As an added bonus, this dough is the closest I have found yet to the taste and texture of the cheese pockets from Karsh's Bakery I grew up loving and have always wanted to be able to duplicate.
I'm looking forward to making this tea ring again and to using the dough recipe for other pastries. I recommend it … even if you are already skinny.
Sumitted to YeastSpotting
Thanks for posting your findings. I also saw this recipe but passed it over because pastries are usually high in sat fat. I think I'll try it now with your changes and swap out some white whole wheat flour for the AP. Your posts are always so informative and thoughtful.
This pastry is relatively low in saturated fat. Of course enrichments like butter add to the shelf life of pastries. I wrapped some of the tea ring in waxed paper overnight and just had it for breakfast. It was very dry feeling when I unwrapped it, but 10 seconds in the microwave warmed it up and re-moistened it. It was quite good, but not as good as when it was fresh-baked. I froze most of the pastry last night. We'll see how it is thawed.

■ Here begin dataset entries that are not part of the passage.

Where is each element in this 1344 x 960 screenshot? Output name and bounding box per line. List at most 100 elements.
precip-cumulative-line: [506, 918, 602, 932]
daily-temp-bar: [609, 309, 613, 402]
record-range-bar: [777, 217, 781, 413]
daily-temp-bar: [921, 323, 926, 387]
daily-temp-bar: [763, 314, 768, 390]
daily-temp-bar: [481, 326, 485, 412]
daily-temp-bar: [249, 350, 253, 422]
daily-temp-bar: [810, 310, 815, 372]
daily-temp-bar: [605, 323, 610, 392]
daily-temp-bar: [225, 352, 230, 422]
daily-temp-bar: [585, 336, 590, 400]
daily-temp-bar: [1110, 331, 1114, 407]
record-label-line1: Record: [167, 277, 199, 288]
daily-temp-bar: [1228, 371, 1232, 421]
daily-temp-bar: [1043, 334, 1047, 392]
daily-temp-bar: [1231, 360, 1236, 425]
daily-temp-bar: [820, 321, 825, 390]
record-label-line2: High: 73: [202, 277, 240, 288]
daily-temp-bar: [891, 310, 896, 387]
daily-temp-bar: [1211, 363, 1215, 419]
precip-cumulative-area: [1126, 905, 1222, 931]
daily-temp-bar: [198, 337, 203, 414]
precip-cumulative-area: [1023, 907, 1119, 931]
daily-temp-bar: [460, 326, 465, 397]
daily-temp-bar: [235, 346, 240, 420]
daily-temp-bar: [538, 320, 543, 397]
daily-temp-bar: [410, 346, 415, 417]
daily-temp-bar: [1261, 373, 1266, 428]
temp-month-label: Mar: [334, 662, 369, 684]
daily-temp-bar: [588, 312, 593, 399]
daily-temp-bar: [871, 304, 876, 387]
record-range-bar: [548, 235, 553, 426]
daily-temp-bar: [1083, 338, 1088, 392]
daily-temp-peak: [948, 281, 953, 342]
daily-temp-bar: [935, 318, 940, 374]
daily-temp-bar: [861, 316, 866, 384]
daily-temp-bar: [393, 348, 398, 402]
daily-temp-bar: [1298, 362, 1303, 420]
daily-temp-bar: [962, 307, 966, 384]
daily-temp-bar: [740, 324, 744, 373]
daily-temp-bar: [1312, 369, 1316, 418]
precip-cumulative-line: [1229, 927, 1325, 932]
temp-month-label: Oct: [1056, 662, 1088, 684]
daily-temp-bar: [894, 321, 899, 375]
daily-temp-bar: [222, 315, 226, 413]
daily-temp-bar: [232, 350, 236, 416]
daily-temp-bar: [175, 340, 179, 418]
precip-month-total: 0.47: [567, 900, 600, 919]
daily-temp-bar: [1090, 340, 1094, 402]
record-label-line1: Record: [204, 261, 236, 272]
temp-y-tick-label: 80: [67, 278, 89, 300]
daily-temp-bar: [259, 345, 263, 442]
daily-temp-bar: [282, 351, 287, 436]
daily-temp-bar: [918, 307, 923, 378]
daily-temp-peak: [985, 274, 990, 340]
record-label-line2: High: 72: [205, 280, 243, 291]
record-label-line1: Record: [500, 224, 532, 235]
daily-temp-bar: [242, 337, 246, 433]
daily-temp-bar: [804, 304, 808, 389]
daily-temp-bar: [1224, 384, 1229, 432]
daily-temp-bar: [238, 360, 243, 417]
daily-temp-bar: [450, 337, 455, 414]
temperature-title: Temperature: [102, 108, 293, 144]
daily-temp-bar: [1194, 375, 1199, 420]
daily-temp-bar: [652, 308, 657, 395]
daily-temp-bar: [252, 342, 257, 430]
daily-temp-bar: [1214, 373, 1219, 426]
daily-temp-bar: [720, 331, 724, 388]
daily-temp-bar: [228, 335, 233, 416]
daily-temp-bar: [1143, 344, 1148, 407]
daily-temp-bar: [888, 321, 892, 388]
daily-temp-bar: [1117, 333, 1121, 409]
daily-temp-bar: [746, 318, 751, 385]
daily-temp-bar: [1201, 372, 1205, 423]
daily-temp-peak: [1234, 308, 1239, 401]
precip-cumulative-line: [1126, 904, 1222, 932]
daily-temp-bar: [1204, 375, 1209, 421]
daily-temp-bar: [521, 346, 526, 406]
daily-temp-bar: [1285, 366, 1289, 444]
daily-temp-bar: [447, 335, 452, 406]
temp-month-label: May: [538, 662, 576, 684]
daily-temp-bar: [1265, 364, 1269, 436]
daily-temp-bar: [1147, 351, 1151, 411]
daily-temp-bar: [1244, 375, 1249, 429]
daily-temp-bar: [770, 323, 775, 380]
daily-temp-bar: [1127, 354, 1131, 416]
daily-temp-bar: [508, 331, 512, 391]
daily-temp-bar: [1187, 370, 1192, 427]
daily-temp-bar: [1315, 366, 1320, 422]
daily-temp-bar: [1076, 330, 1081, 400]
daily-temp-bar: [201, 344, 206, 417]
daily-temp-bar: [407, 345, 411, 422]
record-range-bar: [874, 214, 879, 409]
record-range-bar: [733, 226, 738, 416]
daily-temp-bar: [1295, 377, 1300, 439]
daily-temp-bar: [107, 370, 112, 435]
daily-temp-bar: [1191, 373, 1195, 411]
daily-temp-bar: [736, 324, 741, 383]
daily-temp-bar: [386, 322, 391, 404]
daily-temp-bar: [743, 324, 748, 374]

If you do make it, let us know what you think.
Thanks for your kind words.
I used the dough part, mixed in the breadmaker, then finished it with butter, sugar, cinnamon, raisins as I do for cinnamon rolls, then made a ring. Forgot how long I baked it, it rose beautifully and tasted great.
and I love the cross-section photo. Lovely!
I think I shall try this, and see how it goes.
I do think that my stuff comes out dryer than other peoples but then again my house is kept drier so my ingredients are drier than most. So maybe its not the recipe that is the reason for the dry comments but the ingredients.